Bununla birlikte, hareketsiz bir yaşam tarzı sürdüren, omurgada artan stres yaşayan kişiler ve hamile kalmayı planlayan kadınlar için önleme de önemlidir. Önleme amacıyla düzenli egzersiz yapmanız, kilonuza dikkat etmeniz, yaralanmalardan kaçınmanız, vitamin ve mineraller açısından zengin sağlıklı beslenmeniz önerilir. Ayrıca hastalıkların erken aşamada tespit edilebilmesi için bir doktora danışılması ve düzenli tıbbi muayenelerden geçilmesi de önerilir.
Osteokondroz için diyet
Osteokondroz tedavisinin önemli yönlerinden biri doğru beslenmedir. Kıkırdak dokusunun sentezi için vücudun gerekli miktarda madde alması gerekir, bu nedenle dengeli bir beslenmenin takip edilmesi önerilir.
Taze meyve ve sebzelerin, proteinli yiyeceklerin yanı sıra meyve jöleleri, jöle veya jöleli balık gibi mukopolisakkarit içeren yemeklerin tüketilmesi önemlidir. Ancak yağlı, kızartılmış ve tuzlu yiyeceklerden kaçınmalı, şeker ve alkol alımını sınırlandırmalısınız çünkü bunlar iltihaplanmaya katkıda bulunabilir.

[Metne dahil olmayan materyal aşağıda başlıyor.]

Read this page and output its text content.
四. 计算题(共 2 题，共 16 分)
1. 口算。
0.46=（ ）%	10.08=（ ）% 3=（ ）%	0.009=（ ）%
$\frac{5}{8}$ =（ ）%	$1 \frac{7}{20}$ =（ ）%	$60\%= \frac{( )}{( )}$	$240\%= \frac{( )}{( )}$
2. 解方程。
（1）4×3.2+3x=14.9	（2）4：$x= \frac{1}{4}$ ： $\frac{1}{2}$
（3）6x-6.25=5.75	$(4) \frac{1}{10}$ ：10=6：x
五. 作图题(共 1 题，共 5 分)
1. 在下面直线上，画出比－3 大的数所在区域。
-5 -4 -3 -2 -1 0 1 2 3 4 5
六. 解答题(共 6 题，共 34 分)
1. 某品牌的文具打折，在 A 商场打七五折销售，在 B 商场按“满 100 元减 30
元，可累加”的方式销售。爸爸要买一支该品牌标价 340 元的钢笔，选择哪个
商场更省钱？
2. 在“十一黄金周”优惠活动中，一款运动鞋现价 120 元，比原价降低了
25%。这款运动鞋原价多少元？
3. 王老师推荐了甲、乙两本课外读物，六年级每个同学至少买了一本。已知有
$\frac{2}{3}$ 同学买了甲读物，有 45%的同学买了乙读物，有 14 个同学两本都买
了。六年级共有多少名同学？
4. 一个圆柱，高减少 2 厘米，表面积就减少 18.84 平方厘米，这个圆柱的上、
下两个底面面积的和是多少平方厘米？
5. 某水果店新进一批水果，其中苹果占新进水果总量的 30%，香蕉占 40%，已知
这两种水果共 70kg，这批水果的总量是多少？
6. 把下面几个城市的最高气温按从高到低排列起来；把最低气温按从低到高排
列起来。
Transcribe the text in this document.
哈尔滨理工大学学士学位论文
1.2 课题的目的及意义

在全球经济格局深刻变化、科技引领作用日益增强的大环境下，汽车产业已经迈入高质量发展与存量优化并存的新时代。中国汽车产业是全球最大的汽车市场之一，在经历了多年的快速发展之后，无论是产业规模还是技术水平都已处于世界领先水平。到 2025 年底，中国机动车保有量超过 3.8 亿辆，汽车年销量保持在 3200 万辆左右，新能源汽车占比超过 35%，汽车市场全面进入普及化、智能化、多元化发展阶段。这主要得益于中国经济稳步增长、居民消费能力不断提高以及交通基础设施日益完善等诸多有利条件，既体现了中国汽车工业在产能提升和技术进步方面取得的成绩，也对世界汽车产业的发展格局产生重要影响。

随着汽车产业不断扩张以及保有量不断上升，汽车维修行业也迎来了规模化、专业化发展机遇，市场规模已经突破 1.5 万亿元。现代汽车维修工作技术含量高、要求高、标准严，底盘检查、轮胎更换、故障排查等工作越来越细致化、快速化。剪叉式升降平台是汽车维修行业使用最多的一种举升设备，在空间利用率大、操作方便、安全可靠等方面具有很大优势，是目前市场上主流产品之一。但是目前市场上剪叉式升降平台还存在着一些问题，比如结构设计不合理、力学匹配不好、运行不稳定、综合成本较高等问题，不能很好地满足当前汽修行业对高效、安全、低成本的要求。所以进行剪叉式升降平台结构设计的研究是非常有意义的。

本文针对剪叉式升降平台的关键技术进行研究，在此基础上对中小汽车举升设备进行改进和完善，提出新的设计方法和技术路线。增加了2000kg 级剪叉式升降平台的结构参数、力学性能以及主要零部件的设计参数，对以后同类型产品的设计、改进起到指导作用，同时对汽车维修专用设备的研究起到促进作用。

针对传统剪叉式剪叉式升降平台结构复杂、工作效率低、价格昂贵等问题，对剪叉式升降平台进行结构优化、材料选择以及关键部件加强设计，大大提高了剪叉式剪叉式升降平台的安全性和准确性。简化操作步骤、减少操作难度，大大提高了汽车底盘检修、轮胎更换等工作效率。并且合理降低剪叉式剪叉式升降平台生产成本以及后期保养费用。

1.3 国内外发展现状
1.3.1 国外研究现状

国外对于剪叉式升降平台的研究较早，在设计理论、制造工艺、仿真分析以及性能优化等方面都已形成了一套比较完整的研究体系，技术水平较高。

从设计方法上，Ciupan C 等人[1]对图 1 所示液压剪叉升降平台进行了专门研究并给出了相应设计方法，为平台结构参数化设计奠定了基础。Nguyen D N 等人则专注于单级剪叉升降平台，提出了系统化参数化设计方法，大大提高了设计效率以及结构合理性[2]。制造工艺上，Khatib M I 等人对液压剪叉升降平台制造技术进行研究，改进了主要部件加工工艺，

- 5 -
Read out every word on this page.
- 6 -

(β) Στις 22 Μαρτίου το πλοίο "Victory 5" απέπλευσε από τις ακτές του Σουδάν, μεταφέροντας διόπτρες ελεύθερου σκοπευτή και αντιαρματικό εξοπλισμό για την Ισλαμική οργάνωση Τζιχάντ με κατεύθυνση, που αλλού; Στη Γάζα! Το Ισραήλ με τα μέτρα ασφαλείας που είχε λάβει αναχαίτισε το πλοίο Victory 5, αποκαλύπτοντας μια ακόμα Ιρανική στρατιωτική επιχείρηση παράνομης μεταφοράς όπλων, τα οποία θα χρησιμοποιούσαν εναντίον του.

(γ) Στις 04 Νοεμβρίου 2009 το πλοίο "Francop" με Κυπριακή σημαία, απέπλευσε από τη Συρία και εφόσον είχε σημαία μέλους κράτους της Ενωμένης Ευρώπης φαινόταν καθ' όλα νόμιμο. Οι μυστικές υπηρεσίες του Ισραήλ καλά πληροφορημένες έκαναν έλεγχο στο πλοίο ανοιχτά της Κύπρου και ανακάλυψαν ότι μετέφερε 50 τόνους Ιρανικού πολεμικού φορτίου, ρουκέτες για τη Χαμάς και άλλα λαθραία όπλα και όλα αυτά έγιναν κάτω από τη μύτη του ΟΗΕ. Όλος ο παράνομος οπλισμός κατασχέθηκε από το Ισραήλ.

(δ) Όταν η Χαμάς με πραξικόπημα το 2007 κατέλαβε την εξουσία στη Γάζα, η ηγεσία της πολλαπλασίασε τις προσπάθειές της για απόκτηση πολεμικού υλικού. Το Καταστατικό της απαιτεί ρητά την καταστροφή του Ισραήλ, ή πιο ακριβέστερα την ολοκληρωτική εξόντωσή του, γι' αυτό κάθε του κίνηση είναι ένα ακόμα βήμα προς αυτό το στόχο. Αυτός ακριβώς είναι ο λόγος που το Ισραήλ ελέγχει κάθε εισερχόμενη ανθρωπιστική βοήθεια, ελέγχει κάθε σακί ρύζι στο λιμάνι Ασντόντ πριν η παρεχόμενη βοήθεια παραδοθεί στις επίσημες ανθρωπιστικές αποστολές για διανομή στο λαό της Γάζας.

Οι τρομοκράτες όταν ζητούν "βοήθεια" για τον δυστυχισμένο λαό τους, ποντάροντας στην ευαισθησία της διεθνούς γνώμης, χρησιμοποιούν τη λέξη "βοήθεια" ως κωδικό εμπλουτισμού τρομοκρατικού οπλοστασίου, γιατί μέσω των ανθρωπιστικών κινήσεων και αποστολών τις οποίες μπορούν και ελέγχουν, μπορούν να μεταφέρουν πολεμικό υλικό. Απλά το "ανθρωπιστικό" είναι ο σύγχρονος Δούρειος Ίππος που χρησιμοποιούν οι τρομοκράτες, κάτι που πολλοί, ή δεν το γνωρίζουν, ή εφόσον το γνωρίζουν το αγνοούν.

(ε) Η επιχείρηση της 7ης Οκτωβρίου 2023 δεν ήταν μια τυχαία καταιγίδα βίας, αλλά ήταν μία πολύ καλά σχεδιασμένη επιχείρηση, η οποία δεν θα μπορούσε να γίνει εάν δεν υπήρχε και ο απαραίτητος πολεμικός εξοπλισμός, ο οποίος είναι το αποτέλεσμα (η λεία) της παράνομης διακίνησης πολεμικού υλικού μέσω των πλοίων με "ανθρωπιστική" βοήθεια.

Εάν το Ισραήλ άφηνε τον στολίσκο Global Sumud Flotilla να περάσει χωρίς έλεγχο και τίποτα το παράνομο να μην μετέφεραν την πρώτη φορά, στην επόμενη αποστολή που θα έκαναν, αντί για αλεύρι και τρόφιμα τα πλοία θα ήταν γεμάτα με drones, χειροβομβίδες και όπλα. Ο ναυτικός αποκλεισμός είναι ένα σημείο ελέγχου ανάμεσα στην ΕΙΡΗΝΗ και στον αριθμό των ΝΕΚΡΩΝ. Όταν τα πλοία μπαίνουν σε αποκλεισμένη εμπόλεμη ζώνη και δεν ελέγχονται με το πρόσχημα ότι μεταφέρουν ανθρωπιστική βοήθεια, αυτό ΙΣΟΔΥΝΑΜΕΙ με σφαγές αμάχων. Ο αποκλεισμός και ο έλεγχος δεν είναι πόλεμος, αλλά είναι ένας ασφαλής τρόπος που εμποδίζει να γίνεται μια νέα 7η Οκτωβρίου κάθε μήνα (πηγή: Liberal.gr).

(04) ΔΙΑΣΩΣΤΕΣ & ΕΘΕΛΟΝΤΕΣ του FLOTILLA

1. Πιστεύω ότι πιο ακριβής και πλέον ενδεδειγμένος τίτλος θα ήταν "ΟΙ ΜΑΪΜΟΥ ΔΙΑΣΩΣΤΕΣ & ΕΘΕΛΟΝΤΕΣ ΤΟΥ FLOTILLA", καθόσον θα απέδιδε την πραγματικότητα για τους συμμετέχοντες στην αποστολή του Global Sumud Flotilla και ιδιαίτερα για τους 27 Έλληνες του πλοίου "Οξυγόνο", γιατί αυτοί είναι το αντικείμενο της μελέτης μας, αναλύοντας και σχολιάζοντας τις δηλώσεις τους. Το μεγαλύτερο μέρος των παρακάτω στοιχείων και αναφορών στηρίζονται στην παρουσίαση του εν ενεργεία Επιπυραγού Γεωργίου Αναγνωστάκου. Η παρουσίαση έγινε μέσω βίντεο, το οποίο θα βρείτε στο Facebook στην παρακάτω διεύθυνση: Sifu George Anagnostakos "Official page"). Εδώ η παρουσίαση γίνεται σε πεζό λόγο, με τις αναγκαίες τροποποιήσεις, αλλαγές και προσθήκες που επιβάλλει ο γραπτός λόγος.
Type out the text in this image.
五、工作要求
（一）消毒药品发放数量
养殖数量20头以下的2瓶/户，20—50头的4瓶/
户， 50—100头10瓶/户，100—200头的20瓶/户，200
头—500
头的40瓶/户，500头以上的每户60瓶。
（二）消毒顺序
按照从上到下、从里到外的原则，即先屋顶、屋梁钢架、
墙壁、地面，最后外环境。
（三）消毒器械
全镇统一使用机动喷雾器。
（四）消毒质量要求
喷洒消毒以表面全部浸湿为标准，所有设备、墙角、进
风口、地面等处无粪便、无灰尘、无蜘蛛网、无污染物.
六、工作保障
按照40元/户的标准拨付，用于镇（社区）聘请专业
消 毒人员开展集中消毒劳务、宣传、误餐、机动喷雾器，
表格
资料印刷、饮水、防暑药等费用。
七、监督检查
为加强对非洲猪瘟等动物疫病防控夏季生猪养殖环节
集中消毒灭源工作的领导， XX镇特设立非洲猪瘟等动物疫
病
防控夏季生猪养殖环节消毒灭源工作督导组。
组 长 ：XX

Uygun hidrasyonu sağlamak ve omurlararası disklerin sağlığını korumak için daha fazla sıvı içilmesi önerilir. Hastalığın özelliklerini ve hastanın bireysel ihtiyaçlarını dikkate alan bireysel bir diyet geliştirmek için bir doktora veya beslenme uzmanına danışmanız da önerilir.
Osteokondroz için egzersizler
Ağrı varsa, omurga osteokondrozunun tedavisi için egzersizler doktor tarafından reçete edilir. Egzersiz seti, hastalığın şekli, derecesi ve evresi dikkate alınarak ayrı ayrı seçilir. Örneğin, servikal osteokondrozun ilk aşamasında tavsiye edilir:
- baş eğme işlemlerini gerçekleştirin;
- başınızı sağa ve sola çevirin;
- çenenizle havaya 0'dan 9'a kadar sayılar çizin;
- çenenizi yatay bir düzlemde ileri ve geri hareket ettirin.